Beginning April 5, 2013, The Jewish Museum will present R. B. Kitaj: Personal Library. This exhibition features 33 screenprints from a suite of 50, created by the internationally celebrated painter and graphic artist, R. B. Kitaj in 1969. The portfolio, In Our Time, was acquired by the Museum in 2010. For this series, Kitaj reproduced from his personal library the covers of books that had a profound meaning for him. The images offer insights into the artist's psyche and form a remarkable artistic statement. R. B. Kitaj: Personal Library will be on view through August 11, 2013.
A self-professed book lover, the figurative painter R. B. Kitaj (1932-2007) frequently took a literary approach to his subject matter, portraying friends and heroes - political, artistic, and philosophical - in intimate scenes both real and imagined. Often he playfully borrowed settings from other works of art, as well as from films and news photographs. The deep literary and conceptual underpinnings of his art are in evidence in the suite In Our Time, a highly unusual body of work within his oeuvre.

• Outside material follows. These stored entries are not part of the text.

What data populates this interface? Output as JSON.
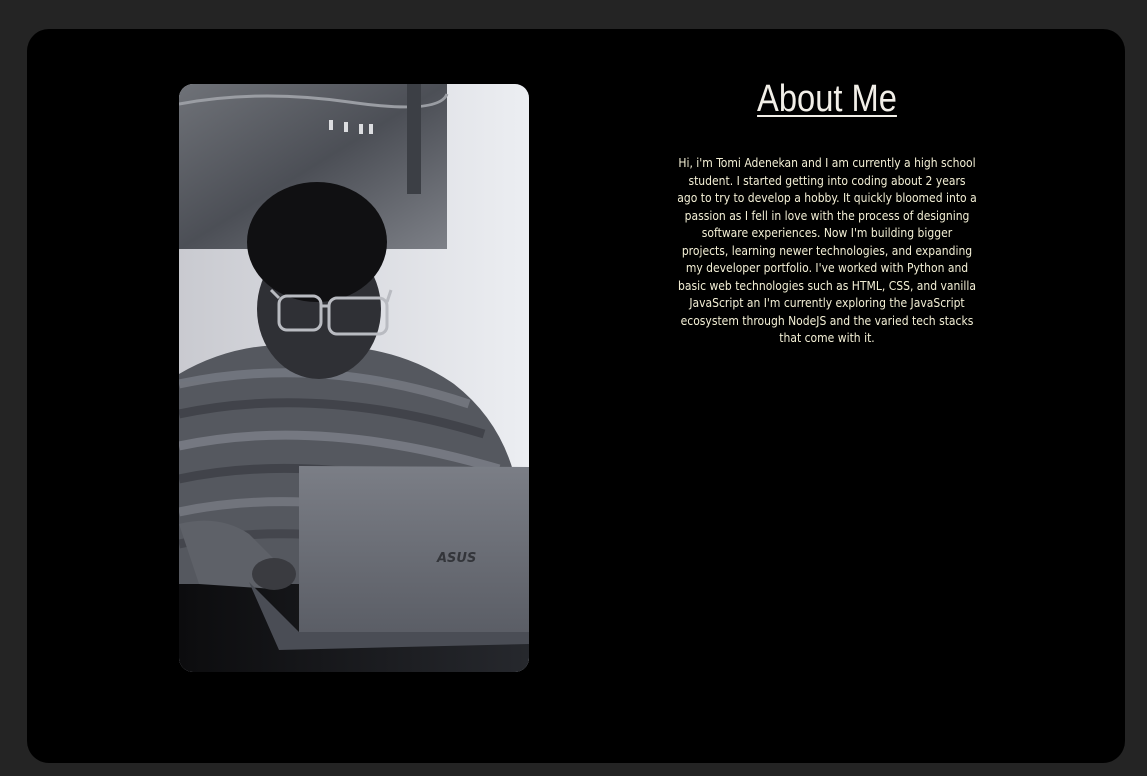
{
  "about": {
    "heading": "About Me",
    "bio": "Hi, i'm Tomi Adenekan and I am currently a high school student. I started getting into coding about 2 years ago to try to develop a hobby. It quickly bloomed into a passion as I fell in love with the process of designing software experiences. Now I'm building bigger projects, learning newer technologies, and expanding my developer portfolio. I've worked with Python and basic web technologies such as HTML, CSS, and vanilla JavaScript an I'm currently exploring the JavaScript ecosystem through NodeJS and the varied tech stacks that come with it."
  },
  "photo": {
    "laptop_brand": "ASUS"
  },
  "colors": {
    "page_background": "#242424",
    "card_background": "#000000",
    "text": "#f2efe8"
  }
}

The screenprints are based on enlarged photographs of books in Kitaj's library. Stains, tears, and discolorations attest to each volume's history and to its physical - and by implication - intellectual fragility. The range of texts and typographies conveys the artist's eclectic interests and tastes, from Margaret Mead's Coming of Age in Samoa and essays by Ezra Pound and Damon Runyan to an annual budget for the city of Burbank, California. Most are prewar editions, conveying a slightly nostalgic tone.
Stylistically, these are hybrid works, influenced by Pop art and the modernist tradition of the Readymade, a work of art created when a mundane found object is named as an artwork and set in an art context. This avant-garde concept was originally invented by the Dada master Marcel Duchamp early in the twentieth century. In the 1960s it received renewed attention at a time when artistic norms were again being questioned. Reacting to Andy Warhol's Pop imagery, Kitaj poignantly called his repurposed book covers "his soup can, his Liz Taylor." The blatant use of images taken directly from commercial sources situates In Our Time as a precursor of appropriation art.
In turning book covers into works of art, Kitaj is offering fragments of a history of knowledge, in which the content of each volume is at once mysterious and absent. Coming from this passionate bibliophile, the series is nothing less than an intellectual self-portrait.
Over the course of his forty-year career, R. B. Kitaj became increasingly interested in Jewish ideas, particularly Jewish intellectual history and the Holocaust. A man of erudition and contradiction, he saw himself as the quintessential man of the diaspora: an American in London, a figurative artist working during the reign of abstraction, a modernist who venerated the art of the past, and a pragmatist in thrall to European history and culture.